Lo scorso fine settimana bella vittoria, nella cornice avveniristica dell’x-bionic sphere, la bandiera italiana ha sventolato alta per ben due volte sulle eleganti strutture di Šamorín.
Un doppio successo che porta le firme di Daniele Serioli e di Stefano Filippi, protagonisti assoluti di un weekend da incorniciare per l’endurance azzurro.
Da una parte la conferma di un nome già noto, con Serioli e Zazapersia capaci di imporsi nella CEI3* 140 km a una media di 17,45 km/h dimostrando ancora una volta grande esperienza e perfetta gestione di gara su un tracciato che Daniele conosce nei minimi dettagli, dall’altra c’è la storia che più incuriosisce e che merita di essere raccontata con attenzione, quella di Stefano Filippi.
In sella a Nogliki Bosana, Filippi ha conquistato la vittoria nella CEI2* con una media di 17,14 km/h, costruendo una prova solida, lucida e senza sbavature. Una gara interpretata con intelligenza, dove la velocità si è unita a una gestione attenta del cavallo, elemento sempre più centrale nell’endurance moderno.
Se per Serioli si parla di una conferma, per Filippi il successo slovacco rappresenta qualcosa in più, è il segnale di una ripresa, di un percorso che sta prendendo forma dopo lo stop di Nogliki a San Vito ad inizio stagione.

Ma chi è Stefano Filippi?
Stefano Filippi, classe 1997, vive ad Angolo Terme, un piccolo paese della Valcamonica.
Nella vita di tutti i giorni lavora insieme alla sua famiglia nella panetteria di proprietà situata a Darfo Boario Terme, portando avanti un’attività che affonda le radici nel territorio e nella tradizione.
Il suo legame con i cavalli nasce molto presto, all’età di otto anni; insieme alla sorella, si avvicina per la prima volta all’equitazione in un contesto semplice e autentico, fatto di passeggiate all’aria aperta tra le montagne di Val Palot.
Da quel primo contatto, quasi per gioco, prende forma una passione che negli anni non lo ha più abbandonato, crescendo con lui fino a trasformarsi in un impegno sempre più concreto.

Da alcuni mesi Filippi ha trasferito i suoi due cavalli da competizione presso la Scuderia S.G. Endurance Team della famiglia Serioli, dove lavora a stretto contatto con professionisti esperti che lo affiancano nella preparazione atletica e nella gestione dei cavalli. Un ambiente che gli ha permesso di fare un salto di qualità, grazie all’esperienza e alla competenza di uno staff capace di curare ogni dettaglio.

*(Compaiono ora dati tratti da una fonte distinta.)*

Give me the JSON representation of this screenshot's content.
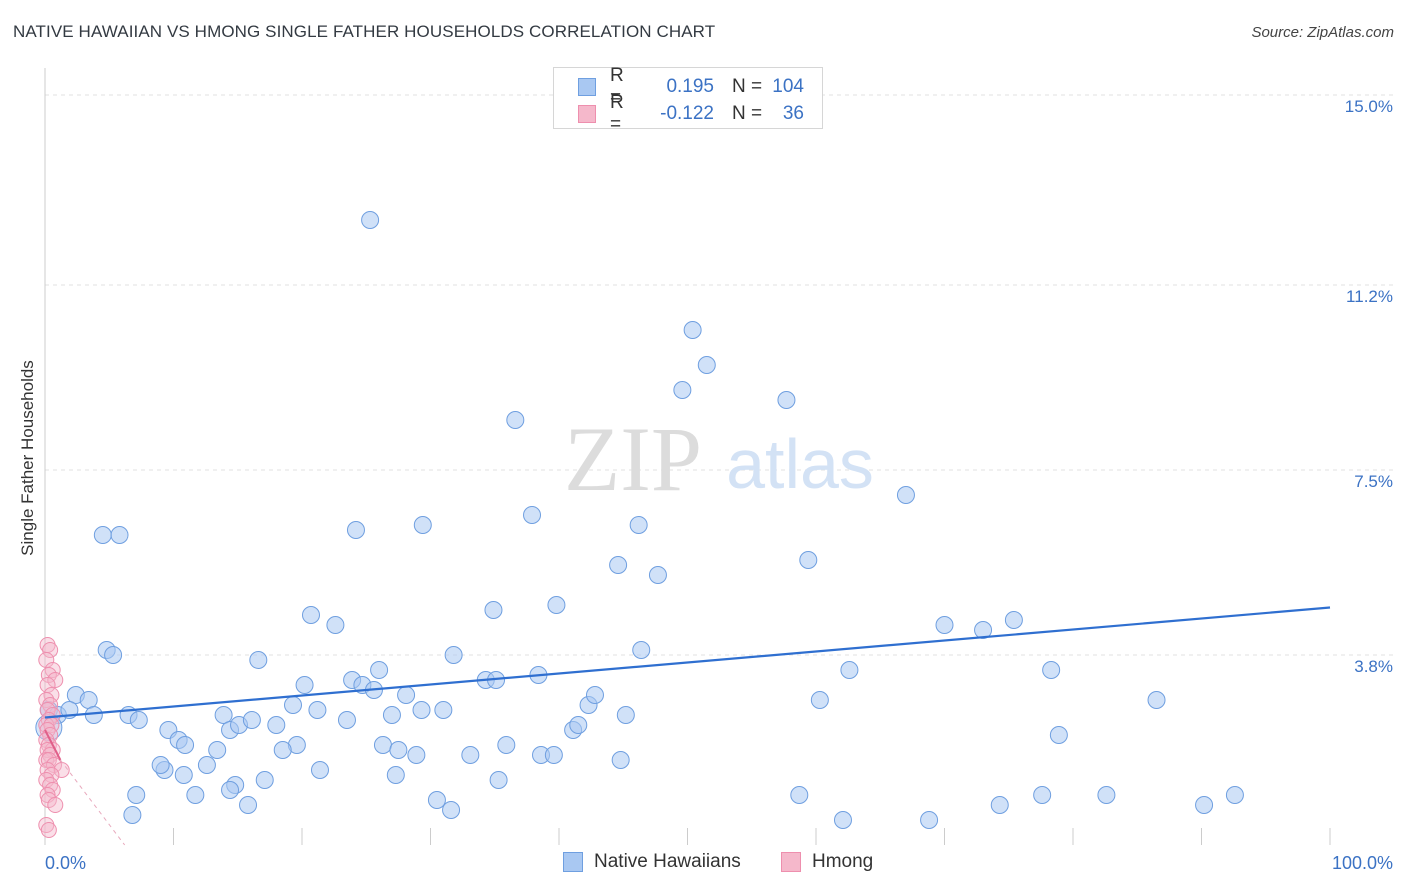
{
  "header": {
    "title": "NATIVE HAWAIIAN VS HMONG SINGLE FATHER HOUSEHOLDS CORRELATION CHART",
    "source": "Source: ZipAtlas.com"
  },
  "legend": {
    "rows": [
      {
        "r_label": "R =",
        "r_value": "0.195",
        "n_label": "N =",
        "n_value": "104",
        "color": "#a9c8f2"
      },
      {
        "r_label": "R =",
        "r_value": "-0.122",
        "n_label": "N =",
        "n_value": "36",
        "color": "#f5b8cb"
      }
    ]
  },
  "bottom_legend": {
    "items": [
      {
        "label": "Native Hawaiians",
        "color": "#a9c8f2"
      },
      {
        "label": "Hmong",
        "color": "#f5b8cb"
      }
    ]
  },
  "watermark": {
    "zip": "ZIP",
    "atlas": "atlas"
  },
  "chart_data": {
    "type": "scatter",
    "title": "NATIVE HAWAIIAN VS HMONG SINGLE FATHER HOUSEHOLDS CORRELATION CHART",
    "xlabel": "",
    "ylabel": "Single Father Households",
    "xlim": [
      0,
      100
    ],
    "ylim": [
      0,
      15.4
    ],
    "x_tick_labels": [
      "0.0%",
      "100.0%"
    ],
    "y_ticks": [
      3.8,
      7.5,
      11.2,
      15.0
    ],
    "y_tick_labels": [
      "3.8%",
      "7.5%",
      "11.2%",
      "15.0%"
    ],
    "grid": true,
    "legend_position": "bottom",
    "colors": {
      "native_hawaiians": "#6f9fe0",
      "hmong": "#ee8fae",
      "trend_blue": "#2f6fd0",
      "trend_pink": "#e0608a"
    },
    "series": [
      {
        "name": "Native Hawaiians",
        "r": 0.195,
        "n": 104,
        "trend": {
          "x": [
            0,
            100
          ],
          "y": [
            2.55,
            4.75
          ]
        },
        "points": [
          [
            25.3,
            12.5
          ],
          [
            50.4,
            10.3
          ],
          [
            49.6,
            9.1
          ],
          [
            57.7,
            8.9
          ],
          [
            51.5,
            9.6
          ],
          [
            36.6,
            8.5
          ],
          [
            67.0,
            7.0
          ],
          [
            4.5,
            6.2
          ],
          [
            5.8,
            6.2
          ],
          [
            24.2,
            6.3
          ],
          [
            29.4,
            6.4
          ],
          [
            37.9,
            6.6
          ],
          [
            46.2,
            6.4
          ],
          [
            59.4,
            5.7
          ],
          [
            44.6,
            5.6
          ],
          [
            47.7,
            5.4
          ],
          [
            20.7,
            4.6
          ],
          [
            22.6,
            4.4
          ],
          [
            34.9,
            4.7
          ],
          [
            39.8,
            4.8
          ],
          [
            70.0,
            4.4
          ],
          [
            73.0,
            4.3
          ],
          [
            75.4,
            4.5
          ],
          [
            4.8,
            3.9
          ],
          [
            5.3,
            3.8
          ],
          [
            16.6,
            3.7
          ],
          [
            31.8,
            3.8
          ],
          [
            46.4,
            3.9
          ],
          [
            62.6,
            3.5
          ],
          [
            26.0,
            3.5
          ],
          [
            0.3,
            2.7
          ],
          [
            1.0,
            2.6
          ],
          [
            2.4,
            3.0
          ],
          [
            1.9,
            2.7
          ],
          [
            3.4,
            2.9
          ],
          [
            3.8,
            2.6
          ],
          [
            6.5,
            2.6
          ],
          [
            7.3,
            2.5
          ],
          [
            13.9,
            2.6
          ],
          [
            14.4,
            2.3
          ],
          [
            15.1,
            2.4
          ],
          [
            16.1,
            2.5
          ],
          [
            18.0,
            2.4
          ],
          [
            19.6,
            2.0
          ],
          [
            19.3,
            2.8
          ],
          [
            20.2,
            3.2
          ],
          [
            21.2,
            2.7
          ],
          [
            23.5,
            2.5
          ],
          [
            23.9,
            3.3
          ],
          [
            24.7,
            3.2
          ],
          [
            25.6,
            3.1
          ],
          [
            27.0,
            2.6
          ],
          [
            28.1,
            3.0
          ],
          [
            29.3,
            2.7
          ],
          [
            31.0,
            2.7
          ],
          [
            34.3,
            3.3
          ],
          [
            35.1,
            3.3
          ],
          [
            38.4,
            3.4
          ],
          [
            41.1,
            2.3
          ],
          [
            41.5,
            2.4
          ],
          [
            42.3,
            2.8
          ],
          [
            42.8,
            3.0
          ],
          [
            45.2,
            2.6
          ],
          [
            9.6,
            2.3
          ],
          [
            10.4,
            2.1
          ],
          [
            10.9,
            2.0
          ],
          [
            13.4,
            1.9
          ],
          [
            9.3,
            1.5
          ],
          [
            10.8,
            1.4
          ],
          [
            12.6,
            1.6
          ],
          [
            9.0,
            1.6
          ],
          [
            14.8,
            1.2
          ],
          [
            17.1,
            1.3
          ],
          [
            18.5,
            1.9
          ],
          [
            21.4,
            1.5
          ],
          [
            26.3,
            2.0
          ],
          [
            27.5,
            1.9
          ],
          [
            28.9,
            1.8
          ],
          [
            33.1,
            1.8
          ],
          [
            35.9,
            2.0
          ],
          [
            38.6,
            1.8
          ],
          [
            39.6,
            1.8
          ],
          [
            44.8,
            1.7
          ],
          [
            7.1,
            1.0
          ],
          [
            14.4,
            1.1
          ],
          [
            27.3,
            1.4
          ],
          [
            35.3,
            1.3
          ],
          [
            30.5,
            0.9
          ],
          [
            31.6,
            0.7
          ],
          [
            6.8,
            0.6
          ],
          [
            11.7,
            1.0
          ],
          [
            15.8,
            0.8
          ],
          [
            77.6,
            1.0
          ],
          [
            78.9,
            2.2
          ],
          [
            78.3,
            3.5
          ],
          [
            60.3,
            2.9
          ],
          [
            86.5,
            2.9
          ],
          [
            58.7,
            1.0
          ],
          [
            62.1,
            0.5
          ],
          [
            68.8,
            0.5
          ],
          [
            74.3,
            0.8
          ],
          [
            92.6,
            1.0
          ],
          [
            90.2,
            0.8
          ],
          [
            82.6,
            1.0
          ]
        ]
      },
      {
        "name": "Hmong",
        "r": -0.122,
        "n": 36,
        "trend": {
          "x": [
            0,
            1.2
          ],
          "y": [
            2.3,
            1.7
          ]
        },
        "trend_extension": {
          "x": [
            1.2,
            6.2
          ],
          "y": [
            1.7,
            0.0
          ]
        },
        "points": [
          [
            0.2,
            4.0
          ],
          [
            0.4,
            3.9
          ],
          [
            0.1,
            3.7
          ],
          [
            0.6,
            3.5
          ],
          [
            0.3,
            3.4
          ],
          [
            0.8,
            3.3
          ],
          [
            0.2,
            3.2
          ],
          [
            0.5,
            3.0
          ],
          [
            0.1,
            2.9
          ],
          [
            0.4,
            2.8
          ],
          [
            0.2,
            2.7
          ],
          [
            0.6,
            2.6
          ],
          [
            0.3,
            2.5
          ],
          [
            0.1,
            2.4
          ],
          [
            0.5,
            2.4
          ],
          [
            0.2,
            2.3
          ],
          [
            0.4,
            2.2
          ],
          [
            0.1,
            2.1
          ],
          [
            0.3,
            2.0
          ],
          [
            0.6,
            1.9
          ],
          [
            0.2,
            1.9
          ],
          [
            0.4,
            1.8
          ],
          [
            0.1,
            1.7
          ],
          [
            0.3,
            1.7
          ],
          [
            0.7,
            1.6
          ],
          [
            0.2,
            1.5
          ],
          [
            1.3,
            1.5
          ],
          [
            0.5,
            1.4
          ],
          [
            0.1,
            1.3
          ],
          [
            0.4,
            1.2
          ],
          [
            0.6,
            1.1
          ],
          [
            0.2,
            1.0
          ],
          [
            0.3,
            0.9
          ],
          [
            0.8,
            0.8
          ],
          [
            0.1,
            0.4
          ],
          [
            0.3,
            0.3
          ]
        ]
      }
    ]
  }
}
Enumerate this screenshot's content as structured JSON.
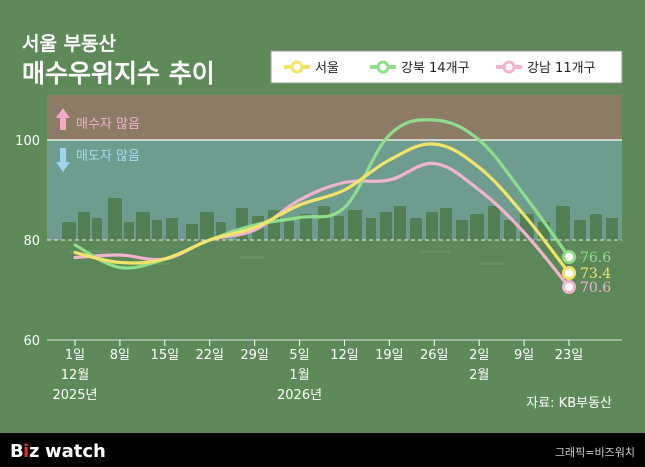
{
  "title": {
    "line1": "서울 부동산",
    "line2": "매수우위지수 추이"
  },
  "zones": {
    "buyer_more": "매수자 많음",
    "seller_more": "매도자 많음"
  },
  "source": "자료: KB부동산",
  "footer": {
    "logo_b": "B",
    "logo_i": "i",
    "logo_z": "z",
    "logo_watch": "watch",
    "credit": "그래픽=비즈워치"
  },
  "colors": {
    "seoul": "#f1e46a",
    "gangbuk": "#8fde8a",
    "gangnam": "#f2b3cf",
    "background": "#5e8a5a",
    "upper_band": "#8c7b65",
    "lower_band": "#6e9c8e"
  },
  "chart_data": {
    "type": "line",
    "title": "서울 부동산 매수우위지수 추이",
    "xlabel": "",
    "ylabel": "",
    "ylim": [
      60,
      110
    ],
    "yticks": [
      60,
      80,
      100
    ],
    "grid": true,
    "legend_position": "top-right",
    "categories": [
      "1일\n12월\n2025년",
      "8일",
      "15일",
      "22일",
      "29일",
      "5일\n1월\n2026년",
      "12일",
      "19일",
      "26일",
      "2일\n2월",
      "9일",
      "23일"
    ],
    "series": [
      {
        "name": "서울",
        "color": "#f1e46a",
        "values": [
          77.5,
          75.5,
          76.2,
          80.0,
          82.5,
          87.0,
          90.0,
          96.0,
          99.2,
          94.5,
          85.0,
          73.4
        ]
      },
      {
        "name": "강북 14개구",
        "color": "#8fde8a",
        "values": [
          79.0,
          74.5,
          76.2,
          80.0,
          83.0,
          84.5,
          86.5,
          101.0,
          104.0,
          100.0,
          89.0,
          76.6
        ]
      },
      {
        "name": "강남 11개구",
        "color": "#f2b3cf",
        "values": [
          76.5,
          77.0,
          76.2,
          80.0,
          82.0,
          88.0,
          91.5,
          92.0,
          95.3,
          90.0,
          81.5,
          70.6
        ]
      }
    ],
    "end_labels": [
      "73.4",
      "76.6",
      "70.6"
    ]
  }
}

Proprio insieme al team è maturata la decisione di portare per la prima volta Nogliki a una gara internazionale a San Marino. L’obiettivo iniziale era semplice, affrontare una prova di qualifica senza particolari ambizioni. Tuttavia, giro dopo giro, le sensazioni sono cambiate. Il cavallo si dimostrava in grande condizione e la gara iniziava ad aprire scenari inattesi.
Alla ripartenza del terzo giro Filippi ha aumentato leggermente l’andatura, riuscendo a ricucire il distacco e a portarsi in testa. Nel quarto e ultimo giro ha poi consolidato il vantaggio, costruendo quel margine necessario per tagliare il traguardo in prima posizione, andando ben oltre le aspettative iniziali.
Un risultato che rappresenta non solo una vittoria, ma anche il frutto di un lavoro di squadra. Filippi ha voluto infatti sottolineare l’importanza del supporto ricevuto dal team S.G. Endurance, ringraziando in particolare Emiliano e Daniele per la preparazione del cavallo e per il sostegno tecnico, professionale e umano dimostrato nel corso degli ultimi mesi.
Un percorso che parte da lontano, dalle montagne e dalle prime passeggiate a cavallo, e che oggi lo ha visto protagonista sul palcoscenico internazionale di Samorin, con la stessa passione di sempre ma con una consapevolezza nuova.